OBJECTIVE SHBG is a circulating glycoprotein that binds dihydrotestosterone, testosterone and oestradiol with high affinity and low capacity. In girls, serum concentrations of SHBG gradually decrease with age due to a true fall in concentration and not to a change in the binding characteristics. The aim of our study was to determine the pattern of serum SHBG isoforms in normal girls in early childhood (ECh), late childhood (LCh) and puberty (P). SUBJECTS Fifteen normal girls were studied. They were divided into three groups according to their age: ECh: 3.7 ± 0.9 years (mean ± SD, n  = 5); LCh: 6.4 ± 0.5 years ( n  = 5); and P: 13.4 ± 1.5 years ( n  = 5).

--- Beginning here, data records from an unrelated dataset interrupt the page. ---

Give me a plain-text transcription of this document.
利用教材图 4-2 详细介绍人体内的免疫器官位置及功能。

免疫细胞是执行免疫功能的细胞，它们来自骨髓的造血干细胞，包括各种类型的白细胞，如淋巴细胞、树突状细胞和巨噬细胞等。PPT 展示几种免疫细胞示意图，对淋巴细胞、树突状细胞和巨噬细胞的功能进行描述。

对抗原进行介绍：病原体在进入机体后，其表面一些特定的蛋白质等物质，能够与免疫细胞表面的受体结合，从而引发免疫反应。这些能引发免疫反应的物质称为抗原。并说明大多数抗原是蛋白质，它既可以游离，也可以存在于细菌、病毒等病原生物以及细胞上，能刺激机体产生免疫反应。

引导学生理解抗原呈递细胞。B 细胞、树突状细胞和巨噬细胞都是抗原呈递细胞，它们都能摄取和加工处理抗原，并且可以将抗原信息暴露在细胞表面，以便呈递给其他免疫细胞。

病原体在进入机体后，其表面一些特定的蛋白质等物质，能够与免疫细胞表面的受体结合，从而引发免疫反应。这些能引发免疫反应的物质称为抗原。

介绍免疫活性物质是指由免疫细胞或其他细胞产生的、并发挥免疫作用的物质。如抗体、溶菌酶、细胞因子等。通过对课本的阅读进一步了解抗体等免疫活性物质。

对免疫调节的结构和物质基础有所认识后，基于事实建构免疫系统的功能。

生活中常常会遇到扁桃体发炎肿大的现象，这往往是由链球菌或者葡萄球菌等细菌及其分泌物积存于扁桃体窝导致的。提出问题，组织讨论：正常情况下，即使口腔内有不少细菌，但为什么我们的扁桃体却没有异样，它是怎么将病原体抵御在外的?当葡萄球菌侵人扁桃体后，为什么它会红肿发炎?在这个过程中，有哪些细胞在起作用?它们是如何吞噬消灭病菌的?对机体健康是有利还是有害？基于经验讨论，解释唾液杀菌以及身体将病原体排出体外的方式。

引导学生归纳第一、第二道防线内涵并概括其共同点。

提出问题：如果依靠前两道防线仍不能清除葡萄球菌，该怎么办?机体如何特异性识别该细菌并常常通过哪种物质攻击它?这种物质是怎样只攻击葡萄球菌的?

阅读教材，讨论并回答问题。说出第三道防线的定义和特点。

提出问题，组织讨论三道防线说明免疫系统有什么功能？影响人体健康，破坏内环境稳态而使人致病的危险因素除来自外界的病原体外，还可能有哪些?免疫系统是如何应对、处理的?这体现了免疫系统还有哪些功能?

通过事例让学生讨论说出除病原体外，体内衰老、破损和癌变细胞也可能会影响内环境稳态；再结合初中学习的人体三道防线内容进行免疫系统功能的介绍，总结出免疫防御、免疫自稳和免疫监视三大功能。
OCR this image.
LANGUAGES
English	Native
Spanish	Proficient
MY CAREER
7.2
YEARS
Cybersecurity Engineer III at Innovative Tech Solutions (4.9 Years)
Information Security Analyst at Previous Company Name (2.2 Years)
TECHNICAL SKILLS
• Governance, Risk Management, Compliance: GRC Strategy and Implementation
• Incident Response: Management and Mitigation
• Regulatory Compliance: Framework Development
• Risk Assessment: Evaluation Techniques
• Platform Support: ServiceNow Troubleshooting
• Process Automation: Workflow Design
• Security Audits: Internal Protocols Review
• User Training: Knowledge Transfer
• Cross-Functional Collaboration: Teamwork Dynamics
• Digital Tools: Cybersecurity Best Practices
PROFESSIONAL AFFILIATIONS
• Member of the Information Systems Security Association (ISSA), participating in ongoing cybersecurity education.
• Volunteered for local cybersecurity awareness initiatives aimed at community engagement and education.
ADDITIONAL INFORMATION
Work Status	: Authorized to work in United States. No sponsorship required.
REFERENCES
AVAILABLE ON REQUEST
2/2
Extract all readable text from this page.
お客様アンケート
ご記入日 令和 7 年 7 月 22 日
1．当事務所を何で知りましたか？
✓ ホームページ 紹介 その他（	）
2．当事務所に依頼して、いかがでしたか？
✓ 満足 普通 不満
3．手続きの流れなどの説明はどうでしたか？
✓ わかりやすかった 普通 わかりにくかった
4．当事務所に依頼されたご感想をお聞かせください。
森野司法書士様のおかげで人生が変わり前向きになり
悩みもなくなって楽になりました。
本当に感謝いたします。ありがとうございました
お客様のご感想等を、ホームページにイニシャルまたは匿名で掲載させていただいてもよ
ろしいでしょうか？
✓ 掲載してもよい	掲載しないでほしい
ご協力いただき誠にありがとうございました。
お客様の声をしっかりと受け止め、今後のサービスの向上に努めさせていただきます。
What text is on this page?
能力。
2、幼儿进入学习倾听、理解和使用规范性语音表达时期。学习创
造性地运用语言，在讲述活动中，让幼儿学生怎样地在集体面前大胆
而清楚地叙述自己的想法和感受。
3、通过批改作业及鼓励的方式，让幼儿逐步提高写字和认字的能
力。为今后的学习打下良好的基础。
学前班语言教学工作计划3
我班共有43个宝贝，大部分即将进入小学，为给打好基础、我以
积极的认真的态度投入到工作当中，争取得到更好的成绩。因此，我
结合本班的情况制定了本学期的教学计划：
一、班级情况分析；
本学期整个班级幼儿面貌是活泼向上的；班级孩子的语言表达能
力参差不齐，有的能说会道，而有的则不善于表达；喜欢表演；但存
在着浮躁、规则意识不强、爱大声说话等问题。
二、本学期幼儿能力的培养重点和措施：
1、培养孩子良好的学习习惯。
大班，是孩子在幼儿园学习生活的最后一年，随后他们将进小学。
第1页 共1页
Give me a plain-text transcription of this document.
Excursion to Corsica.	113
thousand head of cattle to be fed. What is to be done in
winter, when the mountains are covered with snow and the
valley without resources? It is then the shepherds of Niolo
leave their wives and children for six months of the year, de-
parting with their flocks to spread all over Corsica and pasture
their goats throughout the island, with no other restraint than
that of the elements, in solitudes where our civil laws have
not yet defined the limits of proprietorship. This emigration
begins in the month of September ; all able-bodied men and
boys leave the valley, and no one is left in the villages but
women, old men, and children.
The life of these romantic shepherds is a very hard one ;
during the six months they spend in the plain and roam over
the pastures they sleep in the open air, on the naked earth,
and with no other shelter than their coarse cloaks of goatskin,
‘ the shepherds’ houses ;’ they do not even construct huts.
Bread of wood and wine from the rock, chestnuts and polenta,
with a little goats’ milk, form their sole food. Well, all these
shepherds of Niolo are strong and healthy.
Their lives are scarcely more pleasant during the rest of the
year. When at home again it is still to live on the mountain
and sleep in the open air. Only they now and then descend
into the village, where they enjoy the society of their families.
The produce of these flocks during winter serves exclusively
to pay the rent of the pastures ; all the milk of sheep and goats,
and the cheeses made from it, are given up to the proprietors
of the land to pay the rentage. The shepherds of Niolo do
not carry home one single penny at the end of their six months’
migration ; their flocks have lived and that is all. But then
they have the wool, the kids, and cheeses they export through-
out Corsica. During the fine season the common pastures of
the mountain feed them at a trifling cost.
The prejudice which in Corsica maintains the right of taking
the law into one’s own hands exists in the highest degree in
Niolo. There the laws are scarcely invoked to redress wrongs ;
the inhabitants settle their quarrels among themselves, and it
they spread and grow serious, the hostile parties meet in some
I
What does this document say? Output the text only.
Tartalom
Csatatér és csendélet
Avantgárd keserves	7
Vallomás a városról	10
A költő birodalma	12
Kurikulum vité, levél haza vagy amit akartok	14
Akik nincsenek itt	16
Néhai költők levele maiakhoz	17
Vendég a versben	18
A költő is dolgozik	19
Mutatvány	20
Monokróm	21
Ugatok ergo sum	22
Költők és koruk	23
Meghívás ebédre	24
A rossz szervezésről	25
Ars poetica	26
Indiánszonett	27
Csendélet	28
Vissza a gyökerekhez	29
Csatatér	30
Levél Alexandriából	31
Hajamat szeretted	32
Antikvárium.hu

METHODS AND MEASUREMENTS Preparative isoelectric focusing was used to isolate SHBG isoforms according to their isoelectric point (pI).Three groups of isoforms were isolated: S I : pI 5.2–5.4; S II : pI 5.4–5.6 and S III : pI 5.6–5.8. Steroid levels in serum were determined by RIA. RESULTS The relative distribution of SHBG isoforms (% of the total SHBG recovered, mean ± SD) in the three groups of girls studied was: ECh: S I : 25.8 ± 9.9, S II : 53 ± 10.5 and S III : 21.2 ± 1.6; LCh: S I : 8.8 ± 3.1, S II : 58.8 ± 12.2 and S III : 31.8 ± 8.6; P: S I : non‐detectable; S II : 51.6 ± 12.6 and S III : 48.4 ± 12.6. CONCLUSION These results indicate that serum SHBG is more heterogeneous before puberty. A considerable proportion of acidic isoforms are present early in life; they decrease during the prepubertal period and disappear when sexual development is completed. After puberty the glycoprotein is more homogeneous and an important proportion of more basic isoforms is present. At puberty serum SHBG not only falls in concentration but also has an altered sialic acid content which modulates its circulating half‐life.